Unlocking Stable Multi‐Electron Cycling in NMC811 Thin‐Films between 1.5 – 4.7 V

Abstract Among cathode materials, LiNi 0.8 Mn 0.1 Co 0.1 O 2 (NMC811) is the most discussed for high performance Li‐ion batteries, thanks to its capacity of ≈200 mAh g ‐1 and low Co content. Here, it is demonstrated that NMC811 can reversibly accommodate more than one Li‐ion per formula unit when coupled with a solid‐state electrolyte, thus significantly increasing its capacity. Sputtered Li‐rich NMC811 cathodes are tested with lithium–phosphorus–oxynitride as a solid‐state electrolyte in a thin‐film architecture, which is a simplified 2D model with direct access to the cathode‐electrolyte interface.
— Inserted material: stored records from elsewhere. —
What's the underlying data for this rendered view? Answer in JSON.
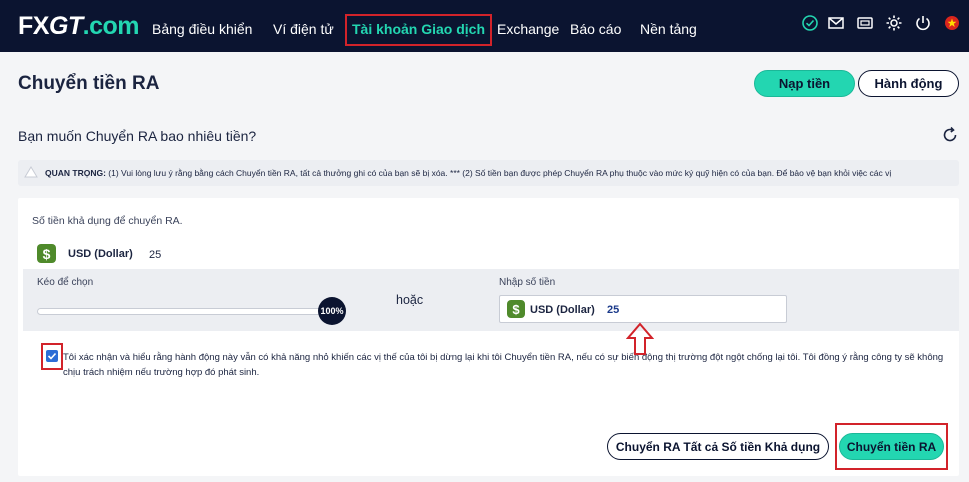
{
  "header": {
    "logo": {
      "fx": "FX",
      "gt": "GT",
      "dotcom": ".com"
    },
    "nav": [
      {
        "label": "Bảng điều khiển"
      },
      {
        "label": "Ví điện tử"
      },
      {
        "label": "Tài khoản Giao dịch"
      },
      {
        "label": "Exchange"
      },
      {
        "label": "Báo cáo"
      },
      {
        "label": "Nền tảng"
      }
    ],
    "icons": [
      "check-circle-icon",
      "mail-icon",
      "wallet-icon",
      "gear-icon",
      "power-icon",
      "vietnam-flag-icon"
    ],
    "accent_color": "#23d6b1",
    "bg_color": "#0b1430"
  },
  "page": {
    "title": "Chuyển tiền RA",
    "deposit_label": "Nạp tiền",
    "action_label": "Hành động",
    "question": "Bạn muốn Chuyển RA bao nhiêu tiền?"
  },
  "notice": {
    "prefix": "QUAN TRỌNG:",
    "text": " (1) Vui lòng lưu ý rằng bằng cách Chuyển tiền RA, tất cả thưởng ghi có của bạn sẽ bị xóa. *** (2) Số tiền bạn được phép Chuyển RA phụ thuộc vào mức ký quỹ hiện có của bạn. Để bảo vệ bạn khỏi việc các vị"
  },
  "withdraw": {
    "available_label": "Số tiền khả dụng để chuyển RA.",
    "currency_symbol": "$",
    "currency_label": "USD (Dollar)",
    "available_amount": "25",
    "slider_label": "Kéo để chọn",
    "slider_percent": "100%",
    "slider_value": 1.0,
    "or_label": "hoặc",
    "enter_label": "Nhập số tiền",
    "input_currency": "USD (Dollar)",
    "input_value": "25",
    "consent_checked": true,
    "consent_text": "Tôi xác nhận và hiểu rằng hành động này vẫn có khả năng nhỏ khiến các vị thế của tôi bị dừng lại khi tôi Chuyển tiền RA, nếu có sự biến động thị trường đột ngột chống lại tôi. Tôi đồng ý rằng công ty sẽ không chịu trách nhiệm nếu trường hợp đó phát sinh.",
    "withdraw_all_label": "Chuyển RA Tất cả Số tiền Khả dụng",
    "withdraw_label": "Chuyển tiền RA"
  },
  "annotation_color": "#d2232a"
}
The solid‐state electrolyte helps to stabilize the interface and prevents capacity fading, voltage decay, and interface resistance growth, thus allowing cycling at extended voltage ranges of 1.5–4.7 V. While the liquid electrolyte cells suffer from rapid capacity decay, the Li‐rich NMC811 cells with the solid‐state electrolyte can cycle at a fast rate and an initial capacity of 149 mAh g ‐1 from 1.5 to 4.3 V for 1000 cycles. The all‐solid‐state thin‐film cells with a lithium metal anode yield a discharge capacity of up to 350 mAh g ‐1 at C/10 because of multi‐electron cycling with a coulombic efficiency of 90.1%. The results demonstrate how solid‐state electrolytes that are stable against NMC811 cathodes can unlock the full potential of this Li‐rich and Ni‐rich cathode class.